Homes Under Closure Threat From Funding Crisis

{mosimage} The Church of Scotland has warned it may have to close its care homes if the Scottish Executive does not bridge a massive funding deficit. The warning came as the General Assembly was told by Rev David Court, the convener of the Social Care Council, which manages the Church’s nursing and residential homes and care services, that it was “not being funded at an adequate level” by the Executive.

He said there was a gap between the cost of providing care and the amount of money given to homes by the government, via local authorities, of between £74 and £180 per person, per week.

Places in the Church’s care homes cost between £345 and £587, while maximum contributions from the local authorities are from £407 to £471, depend-0ing on the individual.

The Church of Scotland has 31 residential care homes and a range of additional services. This amounts to a deficit of more than £7 million a year.

Under its charity status, the Kirk’s Social Care Council receives 73 per cent of its £46 million budget from the Executive. The bulk of the rest comes from either those people who can afford to pay for their places (14 per cent) or other sources such as fund-raising and legacies (12 per cent).

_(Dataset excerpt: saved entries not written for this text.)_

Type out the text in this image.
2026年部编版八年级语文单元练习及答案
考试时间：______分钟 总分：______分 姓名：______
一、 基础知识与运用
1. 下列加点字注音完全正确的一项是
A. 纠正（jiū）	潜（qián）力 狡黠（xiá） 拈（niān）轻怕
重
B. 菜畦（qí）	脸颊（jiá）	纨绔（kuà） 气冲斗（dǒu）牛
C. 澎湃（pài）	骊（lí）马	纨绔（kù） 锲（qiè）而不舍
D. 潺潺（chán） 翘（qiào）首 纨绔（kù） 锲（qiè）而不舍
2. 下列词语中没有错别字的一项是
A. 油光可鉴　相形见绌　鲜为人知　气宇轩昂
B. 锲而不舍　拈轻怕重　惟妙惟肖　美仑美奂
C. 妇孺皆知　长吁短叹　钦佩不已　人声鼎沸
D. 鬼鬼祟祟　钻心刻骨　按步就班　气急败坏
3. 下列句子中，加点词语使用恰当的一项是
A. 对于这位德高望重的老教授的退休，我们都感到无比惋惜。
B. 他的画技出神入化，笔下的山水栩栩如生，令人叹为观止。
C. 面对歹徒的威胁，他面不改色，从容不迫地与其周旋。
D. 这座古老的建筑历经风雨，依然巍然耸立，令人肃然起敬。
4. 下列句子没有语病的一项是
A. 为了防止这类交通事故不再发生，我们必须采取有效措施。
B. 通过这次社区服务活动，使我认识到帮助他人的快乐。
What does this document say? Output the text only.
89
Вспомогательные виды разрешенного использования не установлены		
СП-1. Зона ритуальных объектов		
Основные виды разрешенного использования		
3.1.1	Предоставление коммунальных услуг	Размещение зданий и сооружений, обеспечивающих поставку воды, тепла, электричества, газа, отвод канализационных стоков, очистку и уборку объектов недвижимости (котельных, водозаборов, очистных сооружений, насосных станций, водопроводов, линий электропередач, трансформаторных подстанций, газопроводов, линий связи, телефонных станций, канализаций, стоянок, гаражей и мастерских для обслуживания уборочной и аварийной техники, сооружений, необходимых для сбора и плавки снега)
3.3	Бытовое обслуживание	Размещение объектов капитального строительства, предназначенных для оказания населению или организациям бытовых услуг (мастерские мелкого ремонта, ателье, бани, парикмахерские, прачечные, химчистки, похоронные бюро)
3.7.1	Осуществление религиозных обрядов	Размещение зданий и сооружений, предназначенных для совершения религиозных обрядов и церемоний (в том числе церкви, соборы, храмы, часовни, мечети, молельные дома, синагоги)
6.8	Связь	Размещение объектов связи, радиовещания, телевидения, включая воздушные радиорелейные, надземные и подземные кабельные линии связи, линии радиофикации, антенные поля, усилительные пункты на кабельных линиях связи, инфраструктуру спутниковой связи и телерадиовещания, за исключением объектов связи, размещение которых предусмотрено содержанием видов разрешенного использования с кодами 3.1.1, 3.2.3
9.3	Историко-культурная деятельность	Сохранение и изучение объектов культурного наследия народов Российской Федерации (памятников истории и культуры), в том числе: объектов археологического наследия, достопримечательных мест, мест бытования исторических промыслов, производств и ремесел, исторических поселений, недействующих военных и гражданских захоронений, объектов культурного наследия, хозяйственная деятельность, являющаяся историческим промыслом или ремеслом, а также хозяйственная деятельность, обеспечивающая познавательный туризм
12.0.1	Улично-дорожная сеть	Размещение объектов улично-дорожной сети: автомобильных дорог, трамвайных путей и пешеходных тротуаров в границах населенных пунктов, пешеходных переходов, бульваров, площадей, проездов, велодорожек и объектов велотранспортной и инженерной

The Kirk’s funding represents just 1 per cent of the budget.
“The bottom line is that we would like to see adequate funding for the services we provide across the board,” said Mr Court. “We would like the local authorities to pay what we need to provide the services.

“They are currently paying a much reduced level, so there’s a gap. We need that to be bridged. What does it cost them to provide their services? I’d like to know. They say that they can’t afford it, and that they hope we can afford it. But if we get to a point where we cannot sustain a service, we will have to close it.”

Since 1992, the Kirk has closed 15 care homes for the elderly, but the forthcoming safety legislation from the Executive, following in the wake Rosepark Nursing Home fire in 2004, when 14 elderly residents died, will place even greater pressure on the Church’s finances.

“The reality is that services are reviewed, and we cannot continue at the level at which we are subsidising things,” said Mr Court. He also voiced concerns that the Executive’s legislation would hit the quality of service in the care sector.

Citing the pending closure of Keith Lodge, a 40-year-old Kirk care centre for 29 children with severe learning disabilities in Stonehaven, in August, Mr Court said that it had incurred a deficit of £360,000 last year.

Budgetary pressures, combined with an unwillingness from Aberdeenshire Council to fund the home, meant the Kirk had no option but to close it, he added.

Mr Gordon Cowie, an elder attached to the presbyteries of Kincardine and Deeside, said: “We are dealing with the truly helpless and marginalised in our society. I have had heartbreaking phone calls from parents asking if I would somehow get more time for them.”